Daring, dazed, dazzled, deceitful, defeated,
defensive, defiant, dejected, delighted, demanding,
dependable, dependent, depleted, depressed, desirous,
desolate, despair, despondent, destructive,
detached, determined, devastated, devious,
different, dignified, diminished, disappointed,
discombobulated, disconcerted, disconnected, discontent,
discouraged, discreet, disgusted, disgruntled,
disheartened, disillusioned, dismayed, disorderly,
displeased, dissatisfied, distracted, distraught,
distressed, distrustful, disturbed, divided, DOMINANT,
dominated, dread, dreamy, dubious, dull, dumb
It’s easy to write about depression, feeling depressed, but I’ve done that before so I am not going to do it again now.
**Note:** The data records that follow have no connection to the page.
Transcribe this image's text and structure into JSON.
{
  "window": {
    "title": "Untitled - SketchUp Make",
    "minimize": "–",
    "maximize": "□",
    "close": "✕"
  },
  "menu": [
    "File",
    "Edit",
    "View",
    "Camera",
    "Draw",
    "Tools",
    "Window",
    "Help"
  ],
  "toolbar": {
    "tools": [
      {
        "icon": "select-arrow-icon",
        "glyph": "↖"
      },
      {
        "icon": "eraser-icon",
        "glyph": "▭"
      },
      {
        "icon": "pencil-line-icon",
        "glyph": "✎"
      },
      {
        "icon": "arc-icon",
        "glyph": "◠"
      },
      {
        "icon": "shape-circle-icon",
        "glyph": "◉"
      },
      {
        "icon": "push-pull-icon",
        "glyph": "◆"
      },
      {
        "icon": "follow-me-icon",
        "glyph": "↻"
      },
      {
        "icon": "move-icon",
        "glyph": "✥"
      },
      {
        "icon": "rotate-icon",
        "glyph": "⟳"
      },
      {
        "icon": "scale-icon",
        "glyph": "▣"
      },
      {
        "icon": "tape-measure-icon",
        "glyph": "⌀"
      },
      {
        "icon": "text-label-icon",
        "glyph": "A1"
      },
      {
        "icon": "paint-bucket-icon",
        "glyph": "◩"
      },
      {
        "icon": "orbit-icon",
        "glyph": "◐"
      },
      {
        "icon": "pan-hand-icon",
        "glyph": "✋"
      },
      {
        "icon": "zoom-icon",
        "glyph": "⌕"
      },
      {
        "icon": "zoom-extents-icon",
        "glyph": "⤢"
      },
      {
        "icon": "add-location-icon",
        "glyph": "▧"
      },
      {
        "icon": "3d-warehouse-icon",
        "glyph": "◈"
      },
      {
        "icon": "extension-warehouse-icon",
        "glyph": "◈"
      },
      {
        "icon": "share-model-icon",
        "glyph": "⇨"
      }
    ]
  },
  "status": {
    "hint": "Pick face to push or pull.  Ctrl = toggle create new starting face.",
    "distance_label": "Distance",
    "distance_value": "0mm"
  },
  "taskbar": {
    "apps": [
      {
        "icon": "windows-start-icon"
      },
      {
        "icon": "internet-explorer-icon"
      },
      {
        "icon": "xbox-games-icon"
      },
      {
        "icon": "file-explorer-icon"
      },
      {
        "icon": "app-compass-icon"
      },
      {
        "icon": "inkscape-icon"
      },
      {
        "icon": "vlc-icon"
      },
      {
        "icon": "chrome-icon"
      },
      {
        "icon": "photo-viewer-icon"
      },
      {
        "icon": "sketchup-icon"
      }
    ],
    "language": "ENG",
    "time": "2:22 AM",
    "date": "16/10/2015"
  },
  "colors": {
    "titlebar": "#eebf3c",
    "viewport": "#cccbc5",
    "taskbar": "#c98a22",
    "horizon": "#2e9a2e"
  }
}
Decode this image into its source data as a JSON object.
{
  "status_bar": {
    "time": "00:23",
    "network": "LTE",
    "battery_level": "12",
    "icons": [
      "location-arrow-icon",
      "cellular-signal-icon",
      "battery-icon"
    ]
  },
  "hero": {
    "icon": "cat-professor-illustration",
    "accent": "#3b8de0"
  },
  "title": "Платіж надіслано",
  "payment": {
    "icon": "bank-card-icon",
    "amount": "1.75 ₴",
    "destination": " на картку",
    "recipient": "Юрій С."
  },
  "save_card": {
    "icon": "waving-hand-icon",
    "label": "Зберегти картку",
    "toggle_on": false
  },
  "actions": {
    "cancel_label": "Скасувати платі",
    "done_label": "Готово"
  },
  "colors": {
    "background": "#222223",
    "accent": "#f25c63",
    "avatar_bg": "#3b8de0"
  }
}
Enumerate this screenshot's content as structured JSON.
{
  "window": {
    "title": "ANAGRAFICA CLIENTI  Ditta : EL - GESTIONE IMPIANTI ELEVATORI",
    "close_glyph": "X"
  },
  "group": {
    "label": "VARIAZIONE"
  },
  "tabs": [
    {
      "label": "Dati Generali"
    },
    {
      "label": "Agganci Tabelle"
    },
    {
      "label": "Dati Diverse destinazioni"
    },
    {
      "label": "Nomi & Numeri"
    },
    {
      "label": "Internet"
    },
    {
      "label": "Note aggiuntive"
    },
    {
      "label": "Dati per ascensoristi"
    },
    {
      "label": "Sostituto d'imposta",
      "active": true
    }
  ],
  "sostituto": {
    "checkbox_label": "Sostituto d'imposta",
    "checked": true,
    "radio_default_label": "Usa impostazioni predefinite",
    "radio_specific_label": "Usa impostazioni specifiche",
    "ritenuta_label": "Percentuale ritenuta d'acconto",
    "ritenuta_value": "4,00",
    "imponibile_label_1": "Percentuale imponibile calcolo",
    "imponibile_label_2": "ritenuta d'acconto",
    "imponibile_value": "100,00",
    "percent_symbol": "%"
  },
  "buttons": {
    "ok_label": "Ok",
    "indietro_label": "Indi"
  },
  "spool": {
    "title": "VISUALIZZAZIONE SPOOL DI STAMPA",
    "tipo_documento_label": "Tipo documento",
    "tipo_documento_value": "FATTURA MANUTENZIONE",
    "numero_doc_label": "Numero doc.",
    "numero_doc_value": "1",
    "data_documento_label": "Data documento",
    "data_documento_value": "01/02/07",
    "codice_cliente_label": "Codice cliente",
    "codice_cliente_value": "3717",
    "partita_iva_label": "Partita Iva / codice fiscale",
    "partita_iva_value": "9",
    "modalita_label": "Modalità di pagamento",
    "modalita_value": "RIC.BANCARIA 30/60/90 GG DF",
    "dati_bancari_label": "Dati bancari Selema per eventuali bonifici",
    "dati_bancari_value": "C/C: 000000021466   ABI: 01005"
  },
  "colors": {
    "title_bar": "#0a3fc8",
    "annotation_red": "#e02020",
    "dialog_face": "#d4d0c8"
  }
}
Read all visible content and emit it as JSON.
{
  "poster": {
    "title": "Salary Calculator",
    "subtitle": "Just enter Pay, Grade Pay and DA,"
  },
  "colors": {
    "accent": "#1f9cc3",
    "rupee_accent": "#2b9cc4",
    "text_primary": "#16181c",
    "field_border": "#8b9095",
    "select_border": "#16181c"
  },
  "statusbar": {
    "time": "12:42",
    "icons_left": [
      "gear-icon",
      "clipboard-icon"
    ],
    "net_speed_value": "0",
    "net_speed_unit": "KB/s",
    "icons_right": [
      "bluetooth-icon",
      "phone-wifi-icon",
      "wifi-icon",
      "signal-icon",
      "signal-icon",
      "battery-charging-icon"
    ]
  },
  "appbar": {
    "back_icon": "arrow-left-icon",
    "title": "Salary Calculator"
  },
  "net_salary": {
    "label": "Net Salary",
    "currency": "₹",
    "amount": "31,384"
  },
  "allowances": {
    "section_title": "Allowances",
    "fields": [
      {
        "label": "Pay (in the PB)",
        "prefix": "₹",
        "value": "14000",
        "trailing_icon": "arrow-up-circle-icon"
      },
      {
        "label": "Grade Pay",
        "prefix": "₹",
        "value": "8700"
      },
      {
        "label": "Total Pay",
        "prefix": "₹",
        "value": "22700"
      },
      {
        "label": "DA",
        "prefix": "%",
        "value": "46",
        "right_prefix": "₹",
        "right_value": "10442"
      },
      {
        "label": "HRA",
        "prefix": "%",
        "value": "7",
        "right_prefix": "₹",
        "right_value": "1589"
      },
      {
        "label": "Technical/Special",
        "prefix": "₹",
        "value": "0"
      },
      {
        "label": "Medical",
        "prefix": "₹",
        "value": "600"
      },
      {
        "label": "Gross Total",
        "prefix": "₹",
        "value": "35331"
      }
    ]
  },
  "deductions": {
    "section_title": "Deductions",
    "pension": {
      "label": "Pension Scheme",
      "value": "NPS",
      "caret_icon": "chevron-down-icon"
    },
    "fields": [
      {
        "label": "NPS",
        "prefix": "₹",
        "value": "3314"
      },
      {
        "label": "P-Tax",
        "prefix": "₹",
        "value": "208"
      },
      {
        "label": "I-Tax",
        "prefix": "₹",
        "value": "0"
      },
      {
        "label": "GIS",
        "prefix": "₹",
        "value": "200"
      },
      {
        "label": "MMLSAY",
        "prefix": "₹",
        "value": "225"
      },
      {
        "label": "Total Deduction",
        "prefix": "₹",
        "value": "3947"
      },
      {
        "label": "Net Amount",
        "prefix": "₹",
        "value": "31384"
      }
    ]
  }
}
There are all kinds of feelings along the way from A to Z. If you want to read what I had to say about it you can go here or here, or to a repost from Petite Magique here.
Dominant can mean so many things. I my world of BDSM it is the big D to my little s, the yin to my yang, my safe haven. To be the big D you need to do more than just feel dominant though, it has to be an integral part of your character. It is not an integral part of my character, not on a personal relationship or sexual level at least.
You can feel dominant, be dominant, without the BDSM aspect of course. There are those who are dominant in all aspects of their life and those, like me, who are dominant in only certain areas. You can be the top dog at the office, put fear in anyone who dares cross you, and be the subservient one at home. Or you could be the Yes Girl at the office and the leader at home. Doesn’t matter if you are male or female, straight or gay, vanilla or kinky. We all have different roles we fill in our lives.
I am dominant in some situations but overall I do not feel dominant whatsoever. I take charge at work, but that is my job and they demand it of me. There is a reason I have few work friends. I am a different person at the office than I am at home in many ways. I am still me, just a different version of me. When it comes to work I have no problem telling someone what to do, telling them if I’m not pleased with their work, and even firing them. I have no problem saying no to my boss or refusing to do something I believe is unethical, I’ve done it several times. I am in control and run my department competently. I’m no strong arm, I am still my happy and bubbly self, but I am much more dominant than I am in my personal life. Work is the only place I ever have an inkling of feeling dominant and the only place I’d ever want to be.